How can we be cured from such sickness? Many people do not realize that the mind or spirit needs a great deal of education. Certainly there are foundations for the treatment of cancer, heart disease, high blood pressure, etc., but not that much attention is given to treating the problems of the spirit. First one must investigate his hopes, fears, desires, etc. Only by Such self examination can we improve. Of course the best method to accomplish this, is meditation. With practice one can have fewer and fewer thoughts. Too many thoughts and you won't be able to see yourself clearly. Once we get to the stage where we can control our thoughts, then we can think or not think as we please. At this point our mind sickness will disappear. The mind wil1 not be in a state of confusion. There will be no random thoughts. We wil1 be in harmony with nature, and our Judgment will be unbiased. We will be able 'to accept the bad things that happen to us and the good things that come to us.

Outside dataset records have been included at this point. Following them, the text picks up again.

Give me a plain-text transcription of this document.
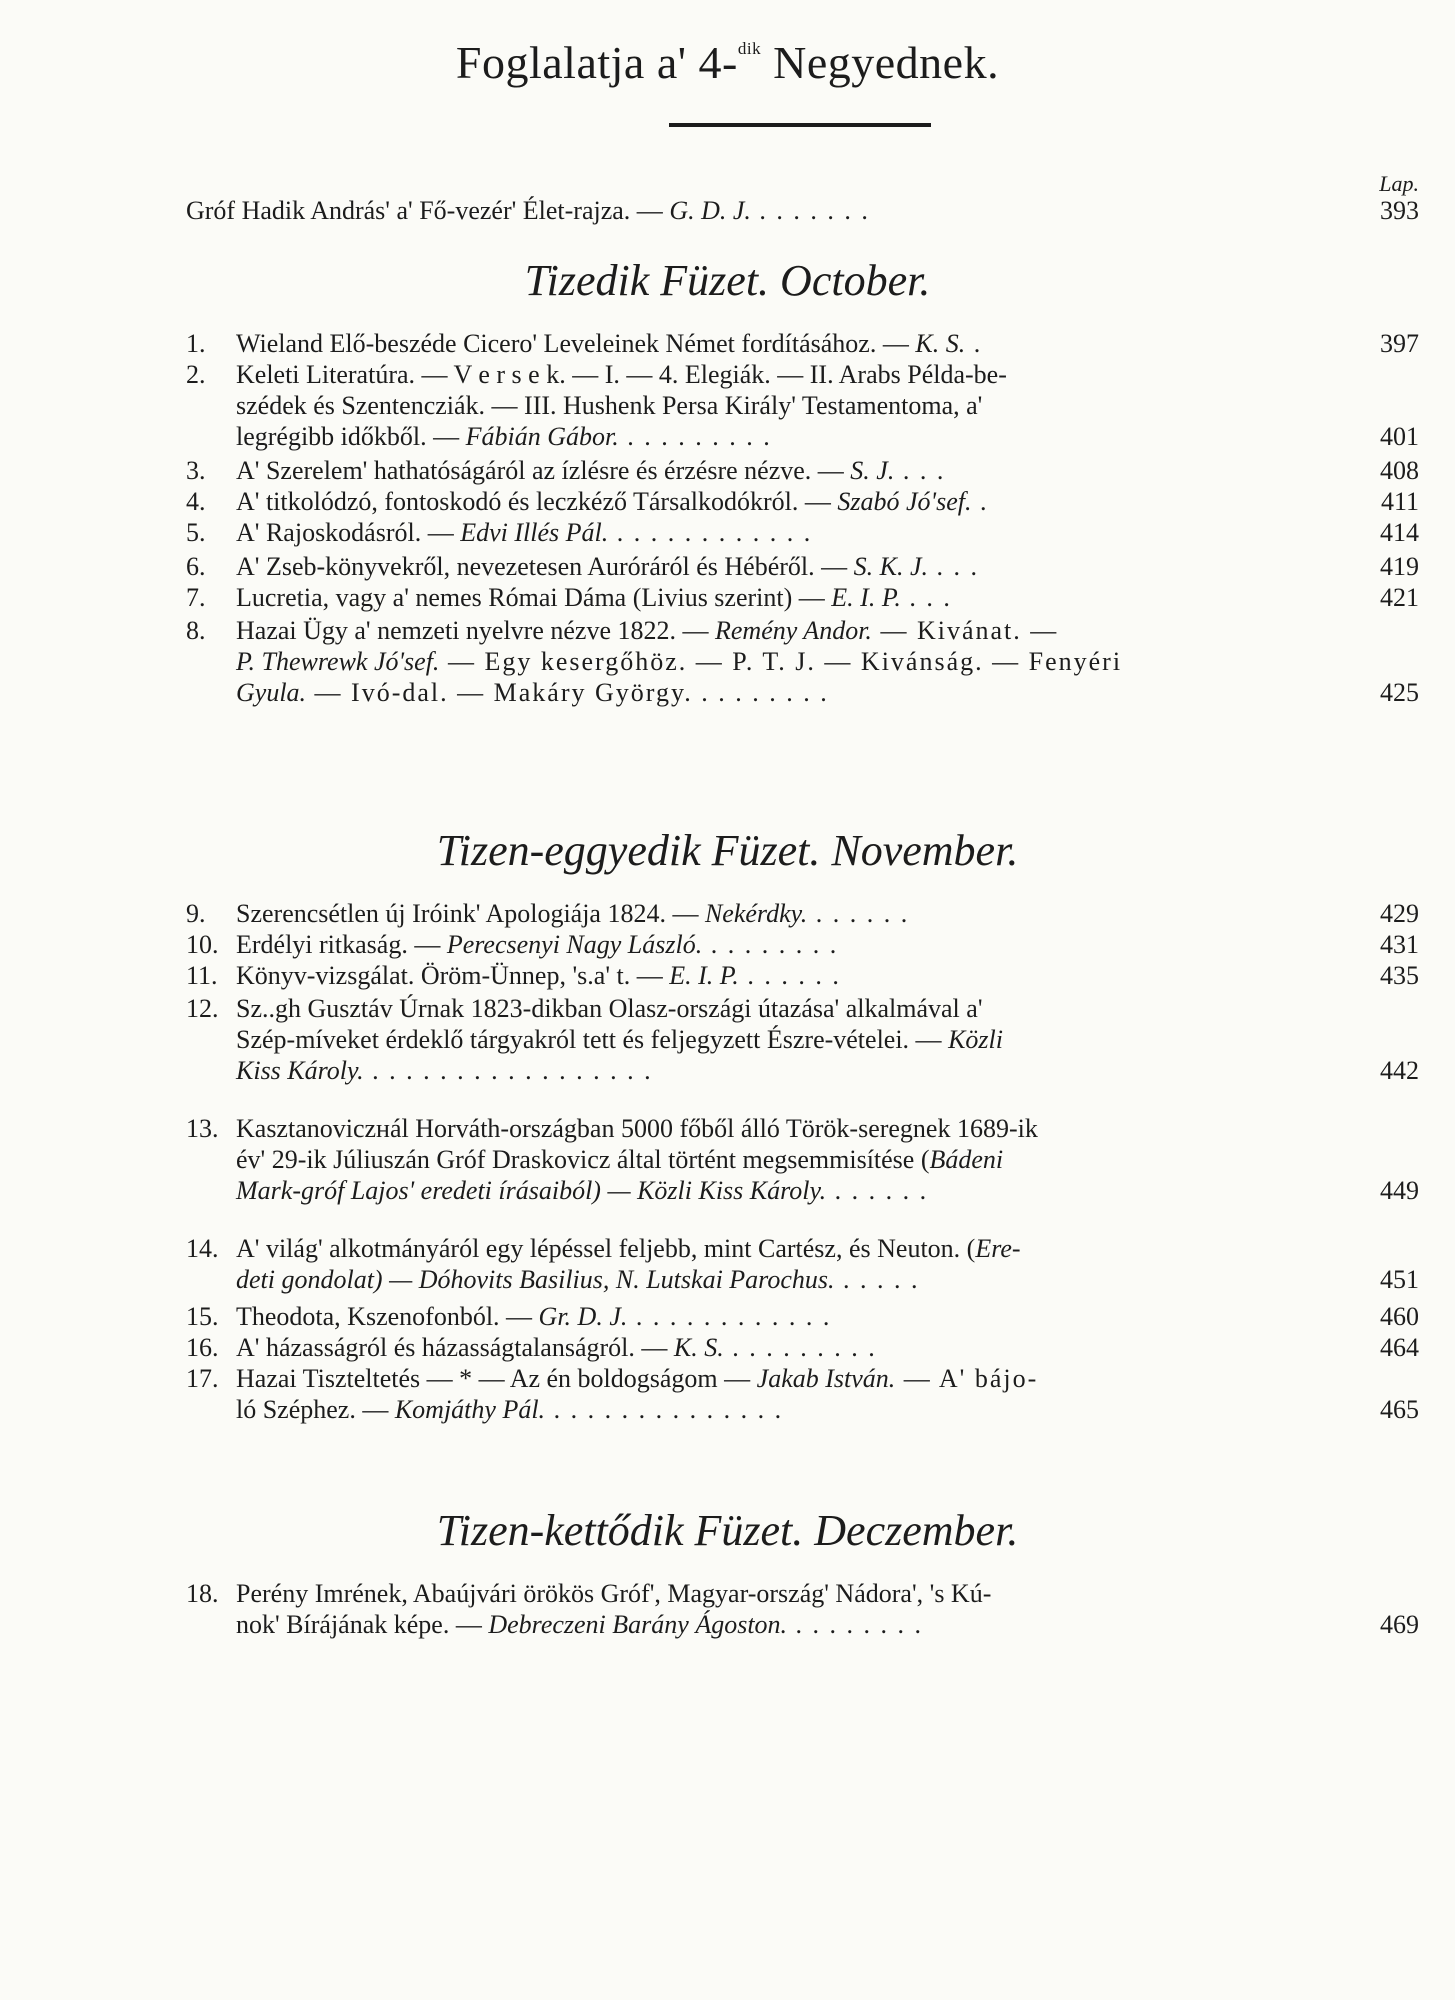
Foglalatja a' 4-$^{dik}$ Negyednek.
Lap.
Gróf Hadik András' a' Fő-vezér' Élet-rajza. — G. D. J. . . . . . . .	393
Tizedik Füzet. October.
1.	Wieland Elő-beszéde Cicero' Leveleinek Német fordításához. — K. S. .	397
2.	Keleti Literatúra. — V e r s e k. — I. — 4. Elegiák. — II. Arabs Példa-be-
szédek és Szentencziák. — III. Hushenk Persa Király' Testamentoma, a'
legrégibb időkből. — Fábián Gábor. . . . . . . . . .	401
3.	A' Szerelem' hathatóságáról az ízlésre és érzésre nézve. — S. J. . . .	408
4.	A' titkolódzó, fontoskodó és leczkéző Társalkodókról. — Szabó Jó'sef. .	411
5.	A' Rajoskodásról. — Edvi Illés Pál. . . . . . . . . . . . .	414
6.	A' Zseb-könyvekről, nevezetesen Auróráról és Hébéről. — S. K. J. . . .	419
7.	Lucretia, vagy a' nemes Római Dáma (Livius szerint) — E. I. P. . . .	421
8.	Hazai Ügy a' nemzeti nyelvre nézve 1822. — Remény Andor. — Kivánat. —
P. Thewrewk Jó'sef. — Egy kesergőhöz. — P. T. J. — Kivánság. — Fenyéri
Gyula. — Ivó-dal. — Makáry György. . . . . . . . .	425
Tizen-eggyedik Füzet. November.
9.	Szerencsétlen új Iróink' Apologiája 1824. — Nekérdky. . . . . . .	429
10. Erdélyi ritkaság. — Perecsenyi Nagy László. . . . . . . . .	431
11. Könyv-vizsgálat. Öröm-Ünnep, 's.a' t. — E. I. P. . . . . . .	435
12. Sz..gh Gusztáv Úrnak 1823-dikban Olasz-országi útazása' alkalmával a'
Szép-míveket érdeklő tárgyakról tett és feljegyzett Észre-vételei. — Közli
Kiss Károly. . . . . . . . . . . . . . . . . .	442
13. Kasztanoviczнál Horváth-országban 5000 főből álló Török-seregnek 1689-ik
év' 29-ik Júliuszán Gróf Draskovicz által történt megsemmisítése (Bádeni
Mark-gróf Lajos' eredeti írásaiból) — Közli Kiss Károly. . . . . . .	449
14. A' világ' alkotmányáról egy lépéssel feljebb, mint Cartész, és Neuton. (Ere-
deti gondolat) — Dóhovits Basilius, N. Lutskai Parochus. . . . . .	451
15. Theodota, Kszenofonból. — Gr. D. J. . . . . . . . . . . . .	460
16. A' házasságról és házasságtalanságról. — K. S. . . . . . . . . .	464
17. Hazai Tiszteltetés — * — Az én boldogságom — Jakab István. — A' bájo-
ló Széphez. — Komjáthy Pál. . . . . . . . . . . . . . .	465
Tizen-kettődik Füzet. Deczember.
18. Perény Imrének, Abaújvári örökös Gróf', Magyar-ország' Nádora', 's Kú-
nok' Bírájának képe. — Debreczeni Barány Ágoston. . . . . . . . .	469
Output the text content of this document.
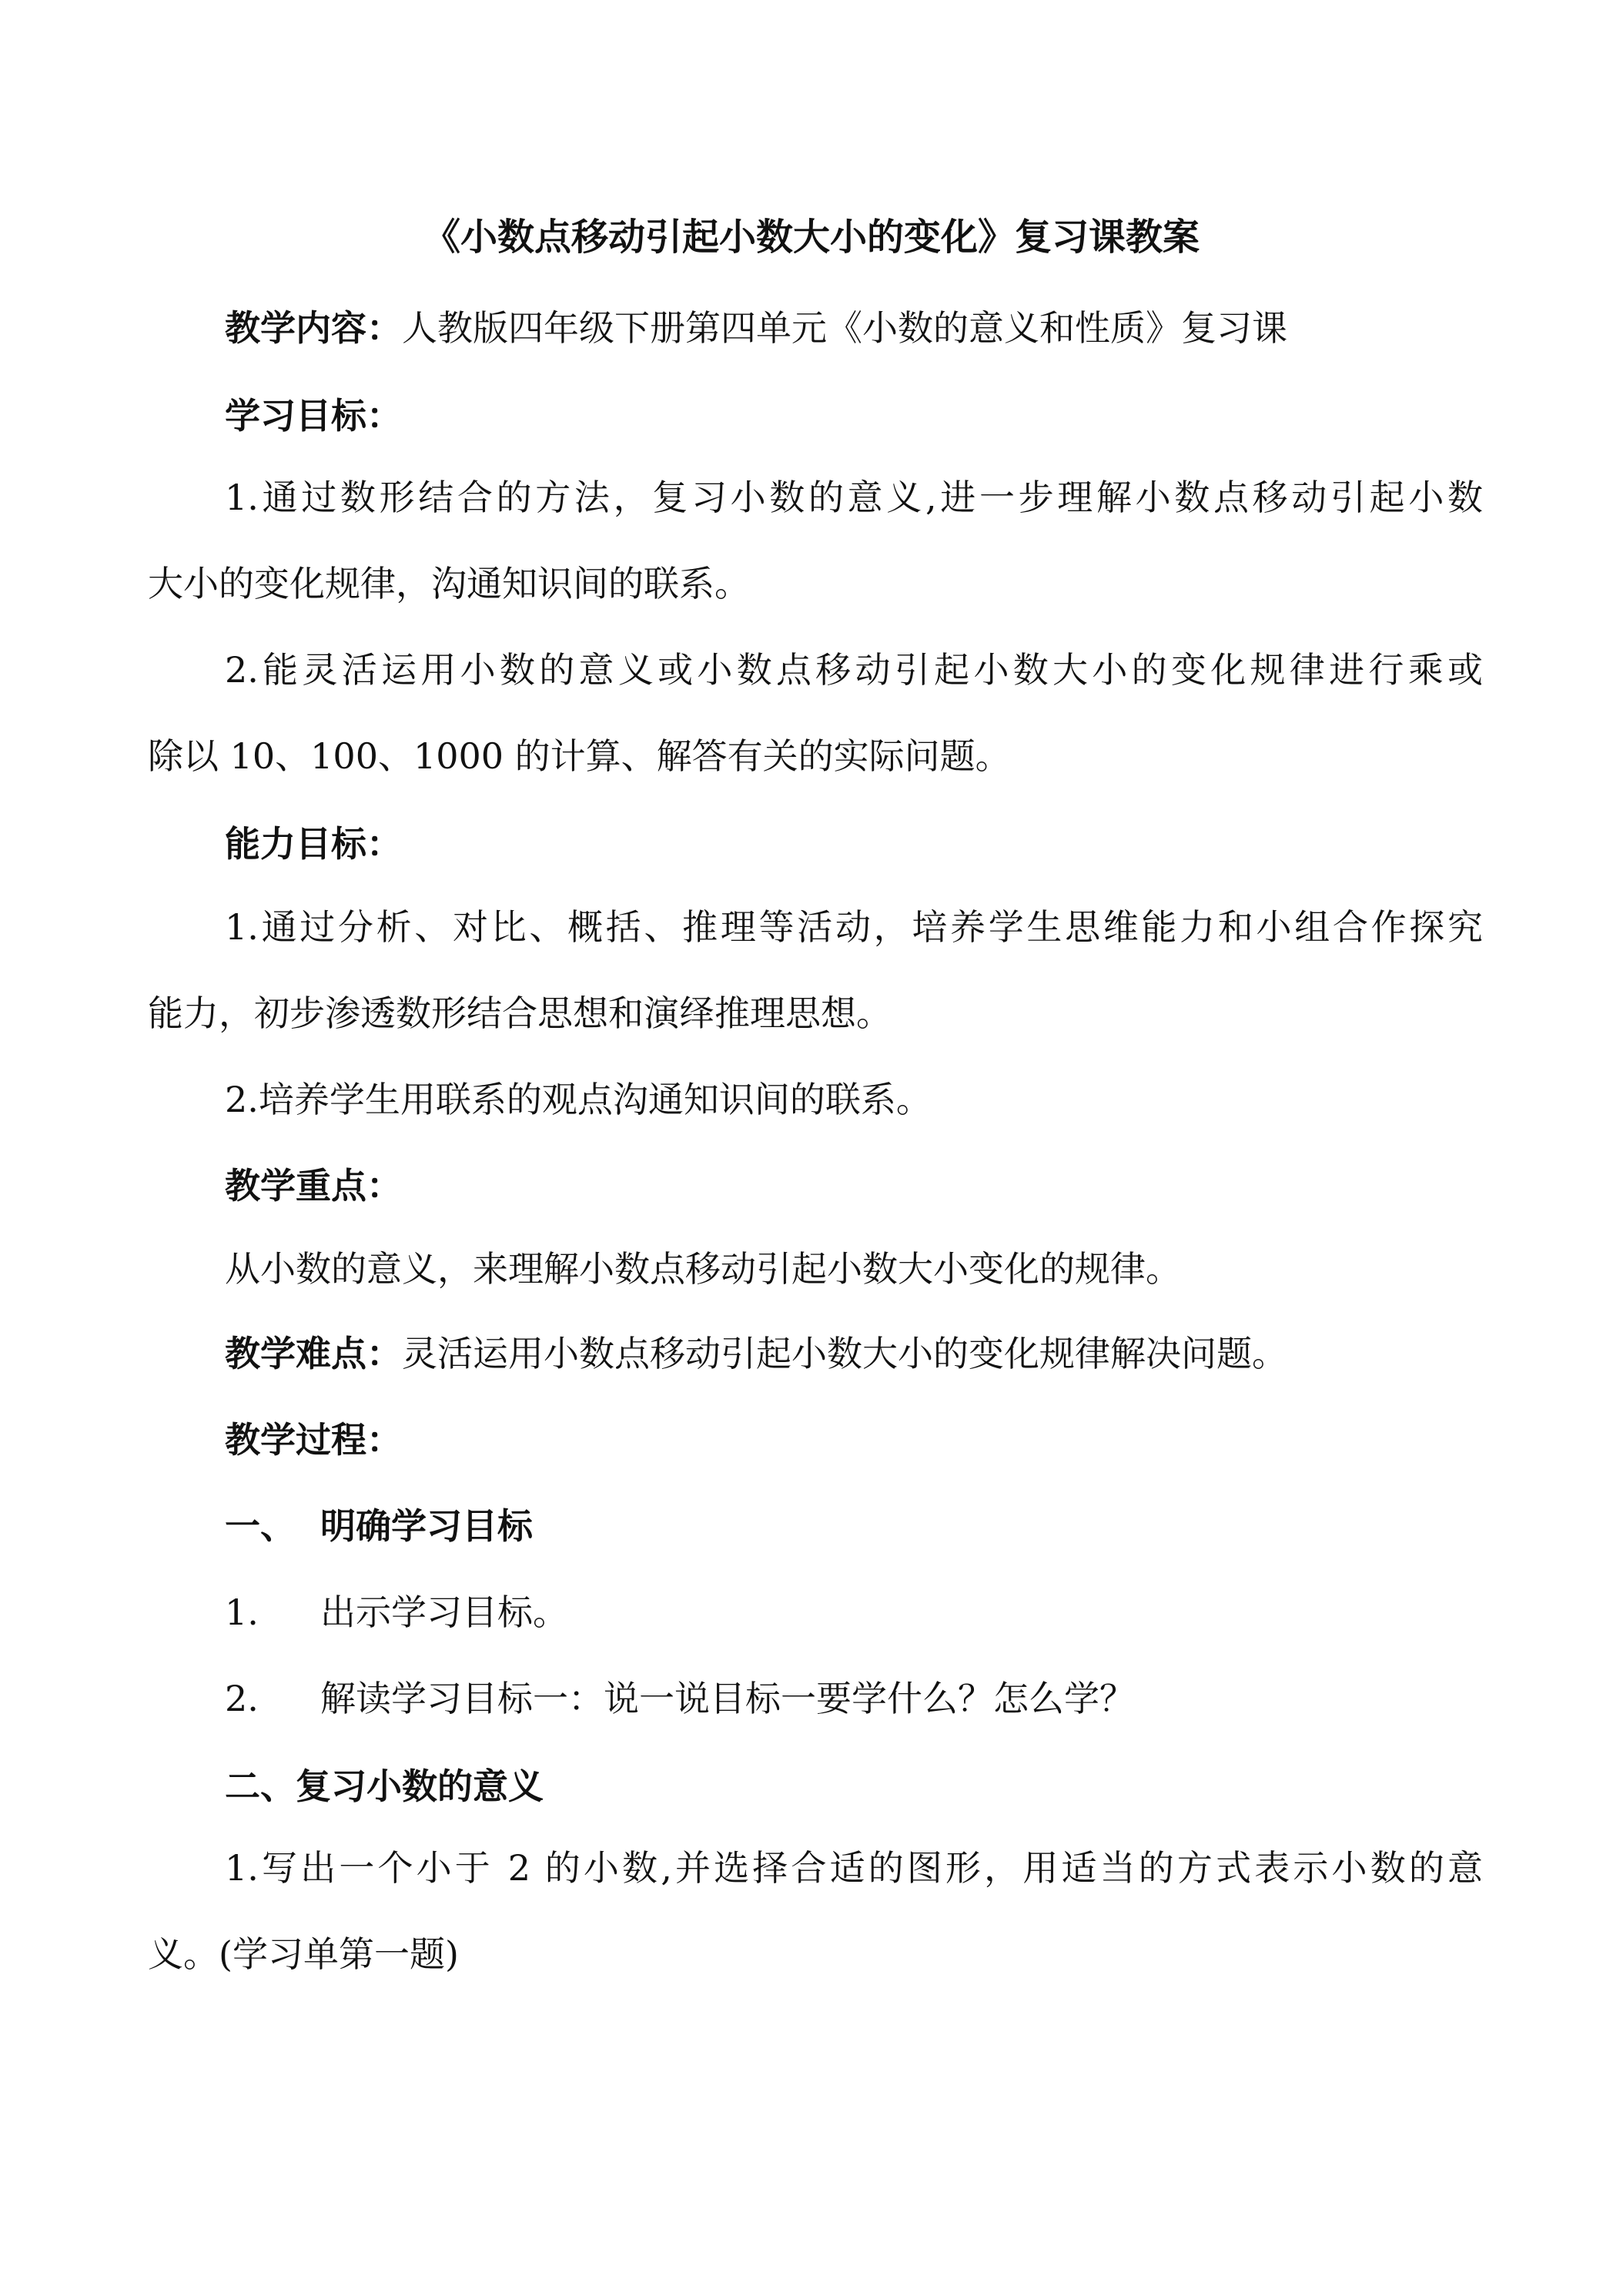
《小数点移动引起小数大小的变化》复习课教案
教学内容：人教版四年级下册第四单元《小数的意义和性质》复习课
学习目标：
1.通过数形结合的方法，复习小数的意义,进一步理解小数点移动引起小数
大小的变化规律，沟通知识间的联系。
2.能灵活运用小数的意义或小数点移动引起小数大小的变化规律进行乘或
除以 10、100、1000 的计算、解答有关的实际问题。
能力目标：
1.通过分析、对比、概括、推理等活动，培养学生思维能力和小组合作探究
能力，初步渗透数形结合思想和演绎推理思想。
2.培养学生用联系的观点沟通知识间的联系。
教学重点：
从小数的意义，来理解小数点移动引起小数大小变化的规律。
教学难点：灵活运用小数点移动引起小数大小的变化规律解决问题。
教学过程：
一、  明确学习目标
1. 出示学习目标。
2. 解读学习目标一：说一说目标一要学什么？怎么学？
二、复习小数的意义
1.写出一个小于 2 的小数,并选择合适的图形，用适当的方式表示小数的意
义。(学习单第一题)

When the mind is finally cleared, there will be no virtue and no evil. There will be no samsara and no nirvana. The idea that there is samsara and nirvana is something that we need at first in order to practice. It increases our faith and our efforts. It is like medicine for a man suffering from a disease. When he is cured there is no need for the medicine. In the same way when our minds are cured, we wi11 not need the concepts of samsara and nirvana. We will realize that they are not two different things; indeed, they are not even one thing. They are illusions that a clear mind will know never even existed.

Let us now explain the analogy of gold ore and refined gold. The pure, refined gold refers to the pure mind in each of us. It represents the potential in all of us to be free of suffering. Just like the first analogy of the eye once beset by illusion now free of mosquitoes or flowers; our mind, once refined, will be rid of its impurities -- vexation and suffering. Through practice, we will discard our impurities and refine our minds. And when we reach enlightenment, if we ask what has been discarded - the impurities -- can we say that they exist or that they ever existed? It is at this point that our analogies might break down. They are only analogies -- guides to practice -- they cannot be followed completely.

From the point of view of Ch'an vexation and wisdom, samsara and nirvana are not different -- they do not, in fact, even exist. Like water whipped into waves by the wind, the substance, water, is always the same, no matter what state it is in. This is the most important thing for us to understand. We must also remember that we should only use analogies in so far as they make sense and guide us in practice.